Credit card spending should soon boost overall consumer credit

consumer credit FebruaryWhile total consumer credit rose 3.3 percent in February, its growth decelerated for the third consecutive month. However, NAFCU Chief Economist and Vice President of Research Curt Long said credit card spending is expected to improve in the coming months as households receive their tax refunds.

Total consumer credit increased 4.9 percent in January and 6 percent in December (all seasonally adjusted annual rates). From a year ago, total consumer credit was up 5.1 percent.

Non-revolving credit, which is mostly motor vehicle and education loans, rose 4.4 percent, while revolving credit, which is primarily credit cards, increased 0.2 percent. From last year, non-revolving credit increased 5 percent, while revolving credit increased 5.5 percent.

"The revolving segment reported its smallest gain since November 2013," Long said in a NAFCU Macro Data Flash report Monday. "Non-revolving credit growth also slowed, but the gain was in line with the average in 2017."

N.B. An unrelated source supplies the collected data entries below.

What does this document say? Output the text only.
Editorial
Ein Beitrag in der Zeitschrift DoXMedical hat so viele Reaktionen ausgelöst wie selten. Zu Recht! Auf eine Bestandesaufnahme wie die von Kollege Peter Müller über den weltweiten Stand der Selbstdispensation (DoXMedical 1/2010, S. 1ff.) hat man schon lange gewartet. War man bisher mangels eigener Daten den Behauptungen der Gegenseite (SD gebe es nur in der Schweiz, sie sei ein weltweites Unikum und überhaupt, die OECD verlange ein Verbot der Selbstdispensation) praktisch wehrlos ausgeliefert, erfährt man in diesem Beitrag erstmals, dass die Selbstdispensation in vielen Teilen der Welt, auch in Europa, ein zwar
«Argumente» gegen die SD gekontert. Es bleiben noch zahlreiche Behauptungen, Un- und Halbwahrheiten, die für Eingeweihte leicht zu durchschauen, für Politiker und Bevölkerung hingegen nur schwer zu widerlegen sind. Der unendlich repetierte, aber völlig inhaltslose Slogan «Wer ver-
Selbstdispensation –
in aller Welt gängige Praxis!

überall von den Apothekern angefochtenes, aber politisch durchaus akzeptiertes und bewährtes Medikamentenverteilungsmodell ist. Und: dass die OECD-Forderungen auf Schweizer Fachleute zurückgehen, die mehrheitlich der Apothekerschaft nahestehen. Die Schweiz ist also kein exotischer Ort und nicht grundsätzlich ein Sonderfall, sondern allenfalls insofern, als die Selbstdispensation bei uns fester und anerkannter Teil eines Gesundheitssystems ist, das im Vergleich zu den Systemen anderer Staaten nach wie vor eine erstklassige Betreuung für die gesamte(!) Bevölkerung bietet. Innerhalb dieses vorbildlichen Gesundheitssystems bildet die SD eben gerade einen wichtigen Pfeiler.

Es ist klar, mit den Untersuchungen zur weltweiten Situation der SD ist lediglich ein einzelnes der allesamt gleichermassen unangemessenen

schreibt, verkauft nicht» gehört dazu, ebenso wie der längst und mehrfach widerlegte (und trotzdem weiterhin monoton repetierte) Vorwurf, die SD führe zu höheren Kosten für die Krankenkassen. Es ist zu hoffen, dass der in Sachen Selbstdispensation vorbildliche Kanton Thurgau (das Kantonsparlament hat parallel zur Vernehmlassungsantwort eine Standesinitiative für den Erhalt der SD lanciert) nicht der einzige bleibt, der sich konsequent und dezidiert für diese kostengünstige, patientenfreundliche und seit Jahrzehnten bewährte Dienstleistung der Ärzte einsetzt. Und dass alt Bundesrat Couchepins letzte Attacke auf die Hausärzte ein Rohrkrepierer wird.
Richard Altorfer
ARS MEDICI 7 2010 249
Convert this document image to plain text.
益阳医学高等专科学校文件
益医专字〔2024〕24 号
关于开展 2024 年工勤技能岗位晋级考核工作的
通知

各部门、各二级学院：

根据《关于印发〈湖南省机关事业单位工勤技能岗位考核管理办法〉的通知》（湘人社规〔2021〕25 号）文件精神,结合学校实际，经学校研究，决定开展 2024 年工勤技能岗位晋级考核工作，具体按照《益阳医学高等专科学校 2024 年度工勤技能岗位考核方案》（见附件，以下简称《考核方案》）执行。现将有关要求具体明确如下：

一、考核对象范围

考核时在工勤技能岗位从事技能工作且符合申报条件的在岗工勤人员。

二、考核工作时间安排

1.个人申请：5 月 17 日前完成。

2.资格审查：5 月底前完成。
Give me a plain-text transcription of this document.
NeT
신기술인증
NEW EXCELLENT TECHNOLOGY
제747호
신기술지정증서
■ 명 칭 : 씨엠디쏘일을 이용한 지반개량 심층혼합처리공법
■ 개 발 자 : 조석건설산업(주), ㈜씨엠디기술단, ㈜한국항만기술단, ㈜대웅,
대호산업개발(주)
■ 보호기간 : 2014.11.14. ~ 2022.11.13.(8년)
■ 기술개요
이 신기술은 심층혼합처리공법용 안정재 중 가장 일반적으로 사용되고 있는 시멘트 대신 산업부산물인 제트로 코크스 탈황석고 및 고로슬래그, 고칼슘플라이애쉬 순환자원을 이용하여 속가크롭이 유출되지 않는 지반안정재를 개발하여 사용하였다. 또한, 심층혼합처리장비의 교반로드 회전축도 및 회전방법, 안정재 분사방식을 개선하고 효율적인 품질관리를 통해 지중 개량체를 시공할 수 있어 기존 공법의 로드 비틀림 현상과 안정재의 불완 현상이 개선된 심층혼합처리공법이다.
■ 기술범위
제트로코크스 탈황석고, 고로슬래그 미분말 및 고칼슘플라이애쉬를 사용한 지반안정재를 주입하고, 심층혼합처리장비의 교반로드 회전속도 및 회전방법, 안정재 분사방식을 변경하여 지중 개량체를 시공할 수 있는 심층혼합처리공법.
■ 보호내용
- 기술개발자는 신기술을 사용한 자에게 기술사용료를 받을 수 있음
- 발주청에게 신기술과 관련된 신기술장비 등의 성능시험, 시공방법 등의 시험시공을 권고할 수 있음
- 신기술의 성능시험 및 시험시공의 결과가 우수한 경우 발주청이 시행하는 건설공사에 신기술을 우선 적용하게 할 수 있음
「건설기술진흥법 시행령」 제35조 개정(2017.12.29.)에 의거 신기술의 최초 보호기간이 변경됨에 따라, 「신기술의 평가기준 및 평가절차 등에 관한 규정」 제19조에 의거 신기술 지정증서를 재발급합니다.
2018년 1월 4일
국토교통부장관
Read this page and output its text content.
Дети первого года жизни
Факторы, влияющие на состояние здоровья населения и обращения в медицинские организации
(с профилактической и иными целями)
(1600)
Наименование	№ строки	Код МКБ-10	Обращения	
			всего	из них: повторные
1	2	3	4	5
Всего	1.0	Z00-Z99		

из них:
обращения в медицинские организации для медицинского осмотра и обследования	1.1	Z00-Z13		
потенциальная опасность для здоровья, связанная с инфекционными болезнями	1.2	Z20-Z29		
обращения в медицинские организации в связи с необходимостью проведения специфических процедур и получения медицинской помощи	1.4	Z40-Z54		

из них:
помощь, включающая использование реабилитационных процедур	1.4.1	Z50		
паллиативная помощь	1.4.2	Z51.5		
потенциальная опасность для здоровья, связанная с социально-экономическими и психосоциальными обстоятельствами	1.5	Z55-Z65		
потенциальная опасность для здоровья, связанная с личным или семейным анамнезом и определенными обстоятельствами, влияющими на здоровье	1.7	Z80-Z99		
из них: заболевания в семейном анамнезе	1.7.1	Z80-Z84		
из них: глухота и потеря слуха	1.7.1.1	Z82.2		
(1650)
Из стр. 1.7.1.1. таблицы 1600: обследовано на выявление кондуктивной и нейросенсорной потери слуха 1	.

Regarding the credit union industry, its total consumer credit decreased 0.2 percent in February from the previous month, compared to a 1.3 percent decline for banks and a 0.5 percent decrease for financial companies.

Credit unions' share of the total consumer credit market remained at 11.2 percent in February – up from last year's 10.8 percent. Banks had 41.2 percent and financial companies held 14 percent of the market in February.